What’s the recipe for a good team?
As a minimum the team needs to include at its core at least one person with mathematical skills, an expert story-teller, someone with good qualitative skills, and be as diverse as possible in culture, background and experience.
The mathematical skills are needed to interpret numbers correctly – and also understand the data sources, the algorithms and the overall quantitative side of issues.
Storytellers are required for their writing and communication skills – because unless you can convince the business the team has no role to play. Qualitative skills are needed to bring understanding of human behavior, empathy and the connection to the customer.
The importance of diversity cannot be overstated – we all have a tendency to work with people like ourselves but people like you have similar ideas, so they reinforce your incorrect assumptions, they don’t question them. And don’t be afraid to employ people cleverer than yourself. You can all take credit in the team’s success. And employ people with different cultural backgrounds. The times I see companies trying to introduce products into a new country without any idea about that country’s culture or background – they make very expensive mistakes!

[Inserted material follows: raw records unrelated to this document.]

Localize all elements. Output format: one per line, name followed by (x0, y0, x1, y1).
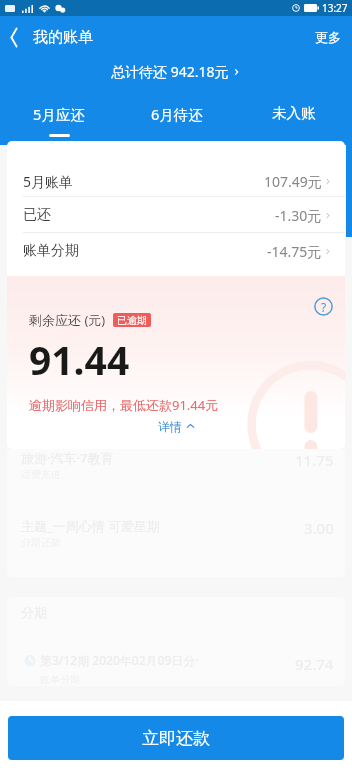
button[interactable]: 账单分期 (7, 233, 345, 269)
staticText: 5月账单 (23, 172, 74, 191)
staticText: 立即还款 (142, 728, 210, 749)
staticText: 92.74 (295, 654, 334, 674)
staticText: 91.44 (29, 333, 130, 386)
staticText: 账单分期 (23, 242, 79, 260)
staticText: 已还 (23, 206, 51, 224)
staticText: -14.75元 (267, 242, 322, 261)
button[interactable]: 已还 (7, 197, 345, 233)
button[interactable]: 5月账单 (7, 165, 345, 197)
staticText: 13:27 (322, 1, 348, 15)
staticText: 旅游·汽车·7教育 (21, 449, 114, 467)
staticText: 分期还款 (21, 536, 61, 549)
button[interactable]: 更多 (304, 21, 352, 53)
staticText: 已逾期 (117, 314, 147, 327)
staticText: 账单分期 (40, 673, 80, 686)
button[interactable]: 详情 (150, 416, 203, 437)
staticText: 11.75 (295, 450, 334, 470)
staticText: 话费充值 (21, 468, 61, 481)
staticText: 主题_一周心情 可爱星期 (21, 517, 161, 535)
staticText: 5月应还 (33, 104, 85, 124)
other: Back (7, 28, 18, 47)
staticText: xunlv (316, 749, 352, 767)
staticText: 107.49元 (264, 172, 322, 191)
staticText: 详情 (158, 419, 182, 434)
staticText: -1.30元 (275, 206, 322, 225)
staticText: 6月待还 (151, 104, 203, 124)
staticText: 总计待还 942.18元 (111, 62, 229, 81)
button[interactable]: 未入账 (235, 85, 352, 135)
button[interactable]: 6月待还 (118, 85, 235, 137)
staticText: 第3/12期 2020年02月09日分· (40, 652, 199, 668)
staticText: 更多 (315, 29, 341, 45)
staticText: 逾期影响信用，最低还款91.44元 (29, 396, 219, 414)
staticText: 未入账 (272, 104, 316, 122)
staticText: 分期 (21, 604, 47, 620)
staticText: 剩余应还 (元) (29, 311, 106, 329)
button[interactable]: 立即还款 (8, 716, 344, 760)
staticText: ? (321, 299, 327, 315)
button[interactable]: Back (0, 28, 103, 47)
button[interactable]: 5月应还 (0, 85, 118, 137)
staticText: 我的账单 (33, 28, 93, 47)
staticText: 3.00 (304, 518, 334, 538)
button[interactable]: 总计待还 942.18元 (103, 58, 249, 85)
button[interactable]: Help (314, 297, 333, 316)
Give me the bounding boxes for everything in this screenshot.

Once you have this minimum diverse mix of skills make sure they are trained in creativity – everyone has creativity in them, they just need to work on it. Also make sure they are all immersed in the real world of the market. Immersion goes in and out of fashion as it tends to be implemented badly in organisations. I once had a client where everyone was supposed to spend time with their customers – and they interpreted this as coming to listen in to telephone interviews occasionally. It was better than nothing but definitely wasn’t true immersion! Also make sure that they are mentored well by others who will give them wider perspective. This can enhance their primary skills.
With this mix of skills and training/development you will have the requisite curiosity and inspiration to tackle most business and research questions.
And it will be a long time before these skills are automated. We humans still have a lot to bring to the party!